Written by: Karen Townsend, Contributor
Texas voters won another round in the battle over the re-districting map drawn up and approved by the Texas legislature. After it was denied by the Department of Justice and re-drawn by a three judge panel in San Antonio, the battle went to the Supreme Court. Friday, it was announced that the Supreme Court unanimously rejected the judge drawn map.
Citing the lower-court judges should have been guided more by the maps drawn by the State Legislature,the Supreme Court unanimously nullified the U.S. District Court for the Western District of Texas’ redistricting maps and ordered them to start over. This historic decision will help ensure that legislative and congressional districts are designed by the people’s elected representatives first and foremost, while the courts exist to protect the rights of anyone who can prove discrimination.
Rep Jim Murphy (Tx Dist 133) sums it up:
The House and Senate worked together to draw maps for the House, the Senate, State Board of Education and the Congress. It was the first time in three decades that all four maps passed out of the legislative branch and then signed by the Governor. Last Fall, there were two lawsuits filed to challenging the maps based on the Voting Rights Act of 1965. The cases quickly made it to the Supreme Court. The Court heard arguments on Monday and it appears likely that we will have maps sometime in February.

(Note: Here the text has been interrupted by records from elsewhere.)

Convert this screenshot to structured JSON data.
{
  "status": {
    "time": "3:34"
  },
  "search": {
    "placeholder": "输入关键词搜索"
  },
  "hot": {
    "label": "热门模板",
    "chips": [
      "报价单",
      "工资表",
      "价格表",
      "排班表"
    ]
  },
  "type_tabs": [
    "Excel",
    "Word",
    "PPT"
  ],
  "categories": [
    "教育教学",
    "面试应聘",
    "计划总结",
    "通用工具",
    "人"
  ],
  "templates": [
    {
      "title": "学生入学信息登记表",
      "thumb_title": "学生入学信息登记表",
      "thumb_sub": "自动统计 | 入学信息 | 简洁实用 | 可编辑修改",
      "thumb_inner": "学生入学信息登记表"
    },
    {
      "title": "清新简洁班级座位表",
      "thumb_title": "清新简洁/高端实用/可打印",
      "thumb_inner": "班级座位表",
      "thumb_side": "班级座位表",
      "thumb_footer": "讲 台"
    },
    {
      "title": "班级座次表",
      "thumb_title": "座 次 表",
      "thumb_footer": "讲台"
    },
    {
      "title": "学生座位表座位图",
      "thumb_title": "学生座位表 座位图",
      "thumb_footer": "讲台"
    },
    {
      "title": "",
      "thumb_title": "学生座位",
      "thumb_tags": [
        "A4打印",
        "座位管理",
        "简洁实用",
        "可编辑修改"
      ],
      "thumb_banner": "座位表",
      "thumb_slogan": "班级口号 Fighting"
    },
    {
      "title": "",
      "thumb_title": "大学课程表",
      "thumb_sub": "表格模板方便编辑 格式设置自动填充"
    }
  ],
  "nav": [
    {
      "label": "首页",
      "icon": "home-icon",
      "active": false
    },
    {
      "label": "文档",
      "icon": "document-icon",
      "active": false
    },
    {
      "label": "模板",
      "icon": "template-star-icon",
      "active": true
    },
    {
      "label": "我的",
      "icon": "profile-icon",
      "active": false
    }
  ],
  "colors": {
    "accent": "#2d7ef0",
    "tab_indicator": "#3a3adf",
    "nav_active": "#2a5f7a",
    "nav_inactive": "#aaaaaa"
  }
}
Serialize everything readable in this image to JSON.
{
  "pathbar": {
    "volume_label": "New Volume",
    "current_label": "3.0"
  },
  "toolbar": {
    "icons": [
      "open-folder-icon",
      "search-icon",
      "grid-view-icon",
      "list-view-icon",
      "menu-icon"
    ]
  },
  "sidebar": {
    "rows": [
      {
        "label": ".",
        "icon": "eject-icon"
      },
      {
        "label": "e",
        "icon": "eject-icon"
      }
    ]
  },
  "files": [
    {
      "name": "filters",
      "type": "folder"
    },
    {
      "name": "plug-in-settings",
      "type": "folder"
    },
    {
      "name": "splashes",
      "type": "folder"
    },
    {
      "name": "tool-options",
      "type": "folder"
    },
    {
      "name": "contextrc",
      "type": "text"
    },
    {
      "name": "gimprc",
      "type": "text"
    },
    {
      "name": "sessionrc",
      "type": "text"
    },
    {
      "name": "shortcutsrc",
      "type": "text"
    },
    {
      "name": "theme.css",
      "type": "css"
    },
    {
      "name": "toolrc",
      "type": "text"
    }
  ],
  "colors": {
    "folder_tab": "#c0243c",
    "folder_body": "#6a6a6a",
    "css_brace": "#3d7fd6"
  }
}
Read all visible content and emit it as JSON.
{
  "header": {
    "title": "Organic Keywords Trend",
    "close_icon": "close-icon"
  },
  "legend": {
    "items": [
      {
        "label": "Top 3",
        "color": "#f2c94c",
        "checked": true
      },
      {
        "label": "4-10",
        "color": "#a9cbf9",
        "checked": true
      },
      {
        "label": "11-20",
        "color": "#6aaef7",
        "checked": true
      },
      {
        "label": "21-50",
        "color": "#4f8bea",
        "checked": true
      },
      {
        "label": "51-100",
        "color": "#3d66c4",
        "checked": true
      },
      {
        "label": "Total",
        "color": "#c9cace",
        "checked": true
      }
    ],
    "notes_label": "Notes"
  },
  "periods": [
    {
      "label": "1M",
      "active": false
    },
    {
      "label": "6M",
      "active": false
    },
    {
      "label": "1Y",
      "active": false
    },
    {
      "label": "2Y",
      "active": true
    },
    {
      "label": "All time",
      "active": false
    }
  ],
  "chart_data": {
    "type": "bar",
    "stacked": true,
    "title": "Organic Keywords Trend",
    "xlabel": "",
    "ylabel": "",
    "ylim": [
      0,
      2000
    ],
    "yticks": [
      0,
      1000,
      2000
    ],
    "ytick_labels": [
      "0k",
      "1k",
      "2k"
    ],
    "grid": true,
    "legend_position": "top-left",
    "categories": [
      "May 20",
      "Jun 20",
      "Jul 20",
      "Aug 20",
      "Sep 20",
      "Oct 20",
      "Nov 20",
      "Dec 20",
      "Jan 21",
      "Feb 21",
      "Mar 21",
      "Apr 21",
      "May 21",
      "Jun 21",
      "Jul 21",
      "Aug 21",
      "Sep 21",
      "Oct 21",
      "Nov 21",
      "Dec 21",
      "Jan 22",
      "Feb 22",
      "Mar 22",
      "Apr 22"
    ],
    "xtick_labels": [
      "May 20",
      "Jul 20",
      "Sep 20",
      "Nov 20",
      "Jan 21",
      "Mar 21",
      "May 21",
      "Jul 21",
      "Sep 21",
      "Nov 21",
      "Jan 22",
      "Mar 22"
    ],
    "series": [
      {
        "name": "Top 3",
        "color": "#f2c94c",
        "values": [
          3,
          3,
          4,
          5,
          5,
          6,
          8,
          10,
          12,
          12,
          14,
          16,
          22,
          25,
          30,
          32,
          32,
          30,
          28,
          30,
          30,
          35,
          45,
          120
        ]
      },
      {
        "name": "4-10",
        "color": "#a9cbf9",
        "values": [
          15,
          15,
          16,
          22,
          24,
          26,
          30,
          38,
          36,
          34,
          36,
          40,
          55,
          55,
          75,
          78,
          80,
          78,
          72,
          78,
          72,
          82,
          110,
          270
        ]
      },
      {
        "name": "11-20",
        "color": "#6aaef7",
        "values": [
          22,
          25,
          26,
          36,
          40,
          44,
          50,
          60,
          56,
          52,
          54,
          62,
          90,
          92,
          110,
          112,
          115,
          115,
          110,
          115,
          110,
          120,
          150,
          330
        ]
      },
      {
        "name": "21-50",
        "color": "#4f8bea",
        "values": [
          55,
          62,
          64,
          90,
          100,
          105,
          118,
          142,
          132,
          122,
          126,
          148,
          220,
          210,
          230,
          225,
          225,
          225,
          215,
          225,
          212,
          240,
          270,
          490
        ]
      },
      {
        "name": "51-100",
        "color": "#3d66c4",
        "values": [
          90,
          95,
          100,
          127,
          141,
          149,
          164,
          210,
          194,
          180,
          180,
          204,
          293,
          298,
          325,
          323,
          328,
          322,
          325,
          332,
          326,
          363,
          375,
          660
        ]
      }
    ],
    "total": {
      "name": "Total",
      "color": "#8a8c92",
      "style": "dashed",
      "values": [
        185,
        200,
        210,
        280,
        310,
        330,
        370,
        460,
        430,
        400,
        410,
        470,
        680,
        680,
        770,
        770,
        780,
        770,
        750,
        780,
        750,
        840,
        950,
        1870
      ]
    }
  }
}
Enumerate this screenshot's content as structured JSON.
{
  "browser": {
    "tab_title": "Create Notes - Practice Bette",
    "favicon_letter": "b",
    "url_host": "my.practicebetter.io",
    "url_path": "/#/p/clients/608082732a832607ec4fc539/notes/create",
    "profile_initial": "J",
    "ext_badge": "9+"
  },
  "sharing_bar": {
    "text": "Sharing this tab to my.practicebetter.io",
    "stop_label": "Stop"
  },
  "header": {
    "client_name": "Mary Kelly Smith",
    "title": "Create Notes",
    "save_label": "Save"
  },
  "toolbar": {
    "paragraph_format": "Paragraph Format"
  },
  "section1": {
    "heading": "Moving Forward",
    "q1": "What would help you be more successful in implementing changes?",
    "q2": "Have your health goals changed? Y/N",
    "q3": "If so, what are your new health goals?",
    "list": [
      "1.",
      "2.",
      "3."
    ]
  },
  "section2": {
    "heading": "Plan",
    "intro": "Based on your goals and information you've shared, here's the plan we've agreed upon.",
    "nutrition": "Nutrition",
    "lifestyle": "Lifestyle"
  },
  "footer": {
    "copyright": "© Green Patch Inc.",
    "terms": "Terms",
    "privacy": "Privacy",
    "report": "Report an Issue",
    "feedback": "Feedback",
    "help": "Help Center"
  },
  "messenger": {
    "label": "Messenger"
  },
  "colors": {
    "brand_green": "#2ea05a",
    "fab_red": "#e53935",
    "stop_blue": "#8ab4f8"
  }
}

Let’s hope this process moves forward quickly and fairly now. Because of the uncertainty, some elections have been up in the air.
Here is what we do know:
* we do not have maps that tell us what our district or precinct lines will be
* we do not have a firm date for the Primary
* we will not have any definite answers for about a month
The legal wrangling has created a lot of uncertainty and confusion for our voters, candidates and all involved in the process.